Biosensors, at present, are used in healthcare to keep a check on blood glucose; however, they also possess the capacity to detect bacteria. Osaka University scientists have created a new biosensor using graphene — a material made up of a one-atom-thick layer of carbon — to detect bacteria such as those that harm the stomach lining and that have been associated with stomach cancer.
When the bacteria interact with the biosensor, chemical reactions are activated which are sensed by the graphene. To support detection of the chemical reaction products, the scientists used microfluidics to contain the bacteria in very tiny droplets near the surface of the sensor.
To make the bacteria to adhere, the scientists coated the graphene with antibodies, a common way of fastening bacteria to biosensor surfaces. However, though antibodies are very tiny (~10 nm), on the atomic scale, compared with the atom-thin layer of graphene, they are actually fairly bulky and large. While the bacteria interact with the antibodies, the graphene cannot sense those bacteria directly as the antibodies on its surface obstruct the signal; this signal blocking effect is known as Debye screening.
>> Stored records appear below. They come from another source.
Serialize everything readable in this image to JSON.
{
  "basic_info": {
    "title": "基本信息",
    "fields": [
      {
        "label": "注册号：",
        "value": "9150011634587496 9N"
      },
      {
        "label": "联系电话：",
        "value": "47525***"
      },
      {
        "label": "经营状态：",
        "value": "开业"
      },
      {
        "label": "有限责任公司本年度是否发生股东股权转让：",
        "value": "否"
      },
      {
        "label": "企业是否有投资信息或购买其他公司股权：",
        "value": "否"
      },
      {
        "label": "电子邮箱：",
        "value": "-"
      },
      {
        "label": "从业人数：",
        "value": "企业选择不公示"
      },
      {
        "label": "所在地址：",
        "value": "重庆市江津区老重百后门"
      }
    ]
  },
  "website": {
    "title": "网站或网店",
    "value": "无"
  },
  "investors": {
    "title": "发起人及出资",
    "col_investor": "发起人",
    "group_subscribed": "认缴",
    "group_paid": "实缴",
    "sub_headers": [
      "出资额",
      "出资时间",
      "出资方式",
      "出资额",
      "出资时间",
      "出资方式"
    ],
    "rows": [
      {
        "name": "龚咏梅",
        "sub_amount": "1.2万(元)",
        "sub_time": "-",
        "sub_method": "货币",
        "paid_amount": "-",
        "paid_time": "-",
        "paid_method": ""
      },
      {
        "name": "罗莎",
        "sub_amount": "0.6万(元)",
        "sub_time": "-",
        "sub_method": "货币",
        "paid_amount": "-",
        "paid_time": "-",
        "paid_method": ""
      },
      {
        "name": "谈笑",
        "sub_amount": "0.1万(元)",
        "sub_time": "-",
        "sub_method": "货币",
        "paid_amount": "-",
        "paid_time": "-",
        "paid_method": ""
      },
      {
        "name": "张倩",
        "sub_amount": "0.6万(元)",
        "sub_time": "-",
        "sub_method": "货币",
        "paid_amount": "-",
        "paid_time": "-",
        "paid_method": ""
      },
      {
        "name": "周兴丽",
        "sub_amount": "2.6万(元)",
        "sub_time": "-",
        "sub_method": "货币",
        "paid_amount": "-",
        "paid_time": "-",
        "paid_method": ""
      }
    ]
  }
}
To defeat the Debye screening limitation, the scientists instead planned to track chemical reactions being carried out by the bacteria when exposed to certain chemicals, which they added to the minute water droplet. The chemicals generated in the reactions are much smaller than the antibodies and can slip between them without difficulty and reach the graphene surface. By only examining the bacteria in minute droplets produced through microfluidics, the bacteria and their reaction products can be kept near the surface of the graphene and the concentration of the reaction products can even be tracked for prolonged periods.
Our biosensor enables highly sensitive and quantitative detection of bacteria that cause stomach ulcers and stomach cancer by limiting its reaction in a well-defined microvolume.
Kazuhiko Matsumoto, Study Co-Author, Osaka University
The graphene sensing surface can feedback electrical signals that differ based on how much of the reaction product is present in the microdroplet and how rapidly it is collecting. These electrical signals can be used to compute the number of bacteria in the droplet. The graphene is arranged in a field effect transistor (FET) structure, the role of which is to radically increase the electrical detection signals from the graphene sensing surface.
"Our biosensor is essentially a mini laboratory on a graphene FET. This sensor demonstrates how two-dimensional materials such as graphene are getting closer to being applied in practical medical and healthcare applications," first author Takao Ono says.
The findings of the research can be used to develop a whole multitude of these "lab-on-a-graphene-FET" biosensors to detect various types of bacteria. The detection of minute concentrations of bacteria could be realized within 30 minutes; hence, this work signifies the possibility of faster diagnoses for possibly harmful bacteria in the days ahead.